IEF embarga construções clandestinas no Parque da Serra do Rola Moça

Crédito: Divulgação Amda

Denúncia foi feita pela Amda.

Após denúncia da Amda, o Instituto Estadual de Florestas (IEF), junto da Prefeitura de Belo Horizonte, Polícia Militar Ambiental e Guarda Municipal retirou materiais e embargou construções clandestinas erguidas dentro do Parque Estadual da Serra do Rola Moça. As obras estão sendo realizadas em área adjacente ao loteamento irregular Solar do Barreiro, da Imobiliária Filadélfia.

Apesar do enorme esforço da Amda e de outras instituições, logo quando o loteamento foi implantado, para que os então poucos moradores fossem realocados, a ocupação não foi impedida. Hoje, já são aproximadamente 40 casas construídas irregularmente, ocupando área fundamental à conectividade de ambientes naturais na base da Serra do Rola Moça.

A Amda reconhece a ação do IEF, mas entende que é preciso buscar solução definitiva para o problema, visando proteger o parque e direito de quem comprou lotes em “boa fé”. O presidente da Comissão de Meio Ambiente e Desenv. Sustentável da Assembleia Legislativa de Minas Gerais (ALMG), deputado Noraldino Júnior, em resposta à denúncia encaminhada pela Amda, prontificou-se a agir nesse sentido.

Loteamento irregular

A área em questão acumula conflitos fundiários. Uma perícia desenvolvida pelo Instituto Estadual de Florestas (IEF), no final da década de 1990, aponta que a imobiliária apresentou documento de origem de apenas uma parte do terreno loteado, sendo a outra caracterizada como invasão de área do patrimônio estadual.

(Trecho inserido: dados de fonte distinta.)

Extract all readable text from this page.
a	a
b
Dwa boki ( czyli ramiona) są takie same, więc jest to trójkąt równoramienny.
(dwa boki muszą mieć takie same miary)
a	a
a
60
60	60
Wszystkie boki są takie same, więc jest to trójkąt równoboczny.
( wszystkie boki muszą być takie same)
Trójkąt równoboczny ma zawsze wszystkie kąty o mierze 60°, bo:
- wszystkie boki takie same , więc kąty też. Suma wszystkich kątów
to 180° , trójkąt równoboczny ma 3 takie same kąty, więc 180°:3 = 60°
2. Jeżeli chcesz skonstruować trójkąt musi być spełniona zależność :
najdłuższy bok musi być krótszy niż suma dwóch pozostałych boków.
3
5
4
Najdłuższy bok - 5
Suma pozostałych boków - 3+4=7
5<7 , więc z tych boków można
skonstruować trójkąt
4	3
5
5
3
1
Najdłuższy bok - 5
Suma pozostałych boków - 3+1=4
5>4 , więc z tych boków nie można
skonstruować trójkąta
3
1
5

Entretanto, mesmo no que lhe pertence, a empresa não tem autorização da Prefeitura de Belo Horizonte (PBH) para parcelamento urbano, tendo cometido crime previsto em lei federal.

Além disto, a área está dentro de um Parque Estadual, é tombada pelo município como integrante da Serra do Curral e foi caracterizada, após laudo técnico da PBH, como de risco geotécnico. Sua ocupação pode resultar em deslizamentos e até mortes.

"Deixar que o loteamento se consolide, além dos impactos ambientais para a unidade de conservação e para seus mananciais de água, é decisão de enorme irresponsabilidade social, implicando em riscos de segurança para seus moradores ", destacou o biólogo da Amda, Francisco Mourão Vasconcelos.